Dumps created with rdump can only be restored on machines that have the same byte order as the dump host (and in most cases, only on machines running the same OS). You can sometimes use dd to take care of byte swapping problems, but this simple fix won’t help resolve differences among incompatible versions of rdump.
Label your tapes
It is essential that you label each dump tape clearly and completely. An unlabeled tape is a scratch tape.
The tapes themselves should be labeled to uniquely identify their contents. Detailed information such as lists of filesystems and dump dates can be written on the cases.
You must be able to restore the root and /usr filesystems without looking at dump scripts. Label the dump tapes for these filesystems with their format, the exact syntax of the dump command used to create them, and any other information you would need to restore from them without referring to on-line documentation.
Free and commercial labeling programs abound. Save yourself a major headache and invest in one. If you purchase labels for your laser printer, the label vendor can usually provide (Windows) software that generates labels. For the economy-minded, a quick troff program will do the trick.

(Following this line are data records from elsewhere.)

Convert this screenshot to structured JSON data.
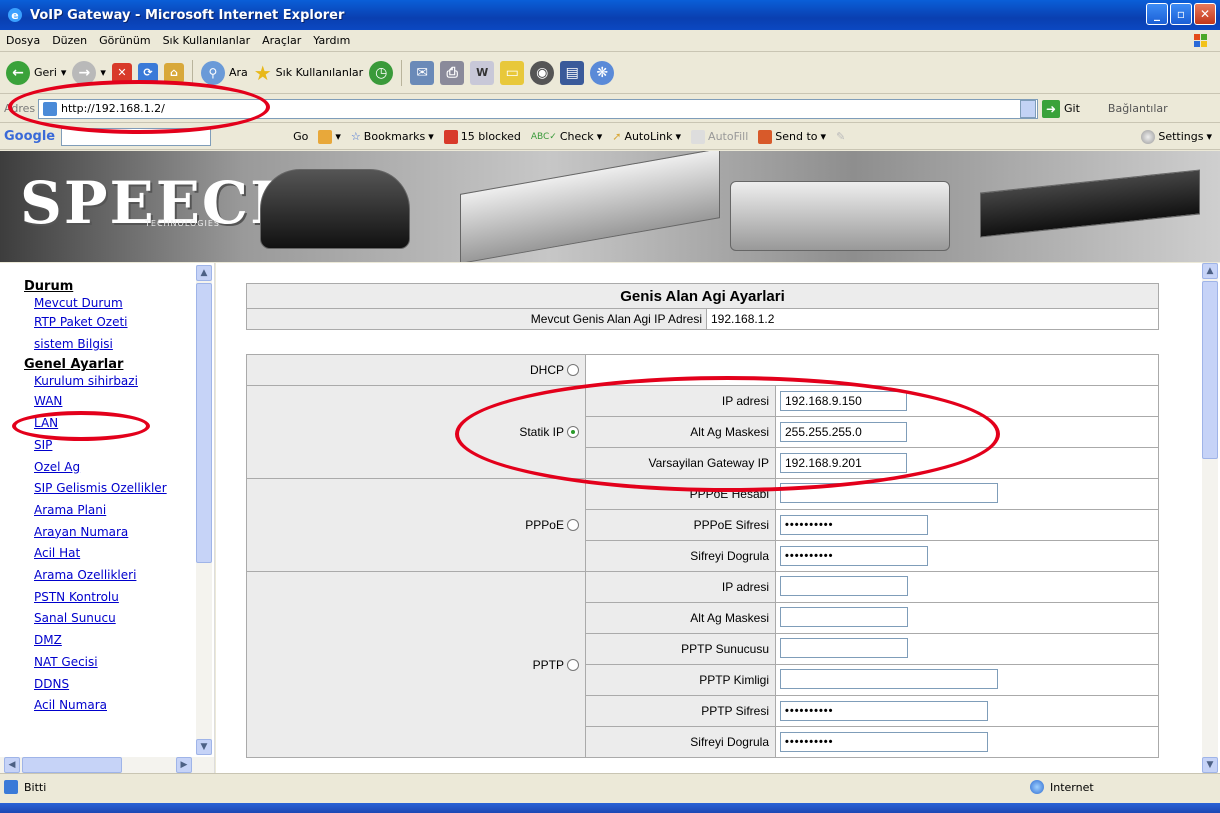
{
  "window": {
    "title": "VoIP Gateway - Microsoft Internet Explorer"
  },
  "menu": [
    "Dosya",
    "Düzen",
    "Görünüm",
    "Sık Kullanılanlar",
    "Araçlar",
    "Yardım"
  ],
  "toolbar": {
    "back": "Geri",
    "search": "Ara",
    "favorites": "Sık Kullanılanlar"
  },
  "address": {
    "label": "Adres",
    "url": "http://192.168.1.2/",
    "go": "Git",
    "links": "Bağlantılar"
  },
  "googlebar": {
    "logo": "Google",
    "go": "Go",
    "bookmarks": "Bookmarks",
    "blocked": "15 blocked",
    "check": "Check",
    "autolink": "AutoLink",
    "autofill": "AutoFill",
    "sendto": "Send to",
    "settings": "Settings"
  },
  "banner": {
    "logo": "SPEECH",
    "sub": "TECHNOLOGIES"
  },
  "nav": {
    "durum_head": "Durum",
    "durum_items": [
      "Mevcut Durum",
      "RTP Paket Ozeti",
      "sistem Bilgisi"
    ],
    "genel_head": "Genel Ayarlar",
    "genel_items": [
      "Kurulum sihirbazi",
      "WAN",
      "LAN",
      "SIP",
      "Ozel Ag",
      "SIP Gelismis Ozellikler",
      "Arama Plani",
      "Arayan Numara",
      "Acil Hat",
      "Arama Ozellikleri",
      "PSTN Kontrolu",
      "Sanal Sunucu",
      "DMZ",
      "NAT Gecisi",
      "DDNS",
      "Acil Numara"
    ]
  },
  "main": {
    "title": "Genis Alan Agi Ayarlari",
    "current_ip_label": "Mevcut Genis Alan Agi IP Adresi",
    "current_ip_value": "192.168.1.2",
    "dhcp_label": "DHCP",
    "static_label": "Statik IP",
    "static": {
      "ip_label": "IP adresi",
      "ip_value": "192.168.9.150",
      "mask_label": "Alt Ag Maskesi",
      "mask_value": "255.255.255.0",
      "gw_label": "Varsayilan Gateway IP",
      "gw_value": "192.168.9.201"
    },
    "pppoe_label": "PPPoE",
    "pppoe": {
      "account_label": "PPPoE Hesabi",
      "account_value": "",
      "pass_label": "PPPoE Sifresi",
      "pass_value": "••••••••••",
      "verify_label": "Sifreyi Dogrula",
      "verify_value": "••••••••••"
    },
    "pptp_label": "PPTP",
    "pptp": {
      "ip_label": "IP adresi",
      "mask_label": "Alt Ag Maskesi",
      "server_label": "PPTP Sunucusu",
      "id_label": "PPTP Kimligi",
      "pass_label": "PPTP Sifresi",
      "pass_value": "••••••••••",
      "verify_label": "Sifreyi Dogrula",
      "verify_value": "••••••••••"
    }
  },
  "status": {
    "left": "Bitti",
    "zone": "Internet"
  },
  "annotation_color": "#e3001b"
}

Pick a reasonable backup interval
The more often backups are done, the smaller the amount of data that can be lost in a crash. However, backups use system resources and an operator’s time. The sysadmin must provide adequate data security at a reasonable cost of time and materials.
On busy systems, it is generally appropriate to back up filesystems with home directories every workday. On systems that are used less heavily or on which the data is less volatile, you might decide that performing backups several times a week is sufficient. On a small system with only one user, performing backups once a week is probably adequate. How much data are your users willing to lose?